Rain pelted the windshield in waves. Some with force such enough to startle the vehicle’s occupants and provoke a small remark about the storm. A silence had encompassed the interior and hung like the smoke from a cigarette long since snuffed out. The grey sky, the sickly color of lead was growing darker by the minuet. Had it been clear, they would be witnessing the moon rise over the horizon. A shining sphere in its own sea of dark blue. But tonight, a gale was making its presence known on the Maine coast. Growing worse by the hour, the tempest was causing tourists who straggled after labor day to scramble for overnight lodging and had owners of leisure craft anxiously awaiting news that their fifty thousand dollar toy was sitting high and dry atop half rock, it’s shredded mooring line drifting in the dark green water of Casco Bay.

Had it been any day other than this, he’d have been giddy as a child on Christmas morning discovering a hidden present beneath the couch. He lived on the Maine coast for weather like this. The howling wind and the power of the ocean awakened life in him that laid dormant during the warm, uneventful, summer months. Tonight however, he failed to notice the deteriorating conditions outside the car. His head still hurt. The storm inside that Volvo was worse than any hurricane. More damaging too.

“My Mother said she’ll get me a job at the laundry mat once we get settled.” She said, staring out the window into the darkness. The fact that the we she was referring to didn’t involve him hurt like an ice cube trapped in his throat. “I’ll talk to Randy in the morning…” she said rubbing the back of her neck “… about the lease.”

“Good plan. You can tell to him that your breaking the lease because you suddenly couldn’t care less about me and your moving to Massachusetts to fuck a scumbag named Steve.” His words pierced the car, and her, with a viciousness he hadn’t intend. He apologized.

She sighed.

“I don’t blame you for being angry…” a wave of rain hissed at the windshield and rocked the car on its suspension. “…I just have trouble believing that you never saw this coming.” She turned to him. His eyes still gazing
into the darkness. “You can’t honestly think that this is all out of the blue.”

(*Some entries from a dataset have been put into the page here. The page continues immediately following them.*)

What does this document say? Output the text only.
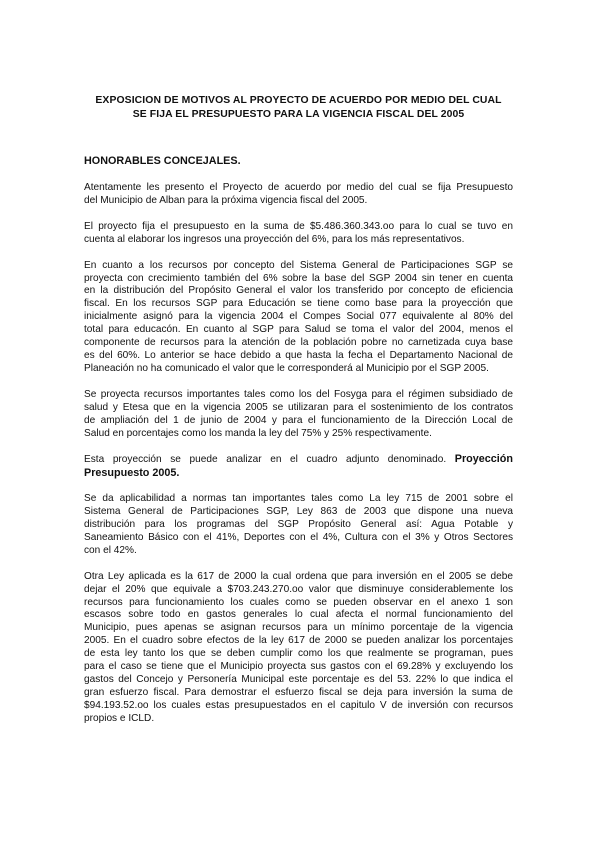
EXPOSICION DE MOTIVOS AL PROYECTO DE ACUERDO POR MEDIO DEL CUAL
SE FIJA EL PRESUPUESTO PARA LA VIGENCIA FISCAL DEL 2005
HONORABLES CONCEJALES.

Atentamente les presento el Proyecto de acuerdo por medio del cual se fija Presupuesto
del Municipio de Alban para la próxima vigencia fiscal del 2005.

El proyecto fija el presupuesto en la suma de $5.486.360.343.oo para lo cual se tuvo en
cuenta al elaborar los ingresos una proyección del 6%, para los más representativos.

En cuanto a los recursos por concepto del Sistema General de Participaciones SGP se
proyecta con crecimiento también del 6% sobre la base del SGP 2004 sin tener en cuenta
en la distribución del Propósito General el valor los transferido por concepto de eficiencia
fiscal. En los recursos SGP para Educación se tiene como base para la proyección que
inicialmente asignó para la vigencia 2004 el Compes Social 077 equivalente al 80% del
total para educacón. En cuanto al SGP para Salud se toma el valor del 2004, menos el
componente de recursos para la atención de la población pobre no carnetizada cuya base
es del 60%. Lo anterior se hace debido a que hasta la fecha el Departamento Nacional de
Planeación no ha comunicado el valor que le corresponderá al Municipio por el SGP 2005.

Se proyecta recursos importantes tales como los del Fosyga para el régimen subsidiado de
salud y Etesa que en la vigencia 2005 se utilizaran para el sostenimiento de los contratos
de ampliación del 1 de junio de 2004 y para el funcionamiento de la Dirección Local de
Salud en porcentajes como los manda la ley del 75% y 25% respectivamente.

Esta proyección se puede analizar en el cuadro adjunto denominado. Proyección
Presupuesto 2005.

Se da aplicabilidad a normas tan importantes tales como La ley 715 de 2001 sobre el
Sistema General de Participaciones SGP, Ley 863 de 2003 que dispone una nueva
distribución para los programas del SGP Propósito General así: Agua Potable y
Saneamiento Básico con el 41%, Deportes con el 4%, Cultura con el 3% y Otros Sectores
con el 42%.

Otra Ley aplicada es la 617 de 2000 la cual ordena que para inversión en el 2005 se debe
dejar el 20% que equivale a $703.243.270.oo valor que disminuye considerablemente los
recursos para funcionamiento los cuales como se pueden observar en el anexo 1 son
escasos sobre todo en gastos generales lo cual afecta el normal funcionamiento del
Municipio, pues apenas se asignan recursos para un mínimo porcentaje de la vigencia
2005. En el cuadro sobre efectos de la ley 617 de 2000 se pueden analizar los porcentajes
de esta ley tanto los que se deben cumplir como los que realmente se programan, pues
para el caso se tiene que el Municipio proyecta sus gastos con el 69.28% y excluyendo los
gastos del Concejo y Personería Municipal este porcentaje es del 53. 22% lo que indica el
gran esfuerzo fiscal. Para demostrar el esfuerzo fiscal se deja para inversión la suma de
$94.193.52.oo los cuales estas presupuestados en el capitulo V de inversión con recursos
propios e ICLD.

“Well then, forgive me for thinking our love…” he took a breath in order to keep from raising his voice “ and faithfulness, was mutual.”

That hit her hard. Right between the eyes. She opened her mouth as if to say something, decided against it and sat back in her seat, looking down into her lap.

He stared out into the tempest. It was almost completely dark now, but he was able to make out the silhouette of the boulder in the darkness. The round mass of rock sitting neatly upon a narrow precipice half its size. He could see the two of them sitting atop it.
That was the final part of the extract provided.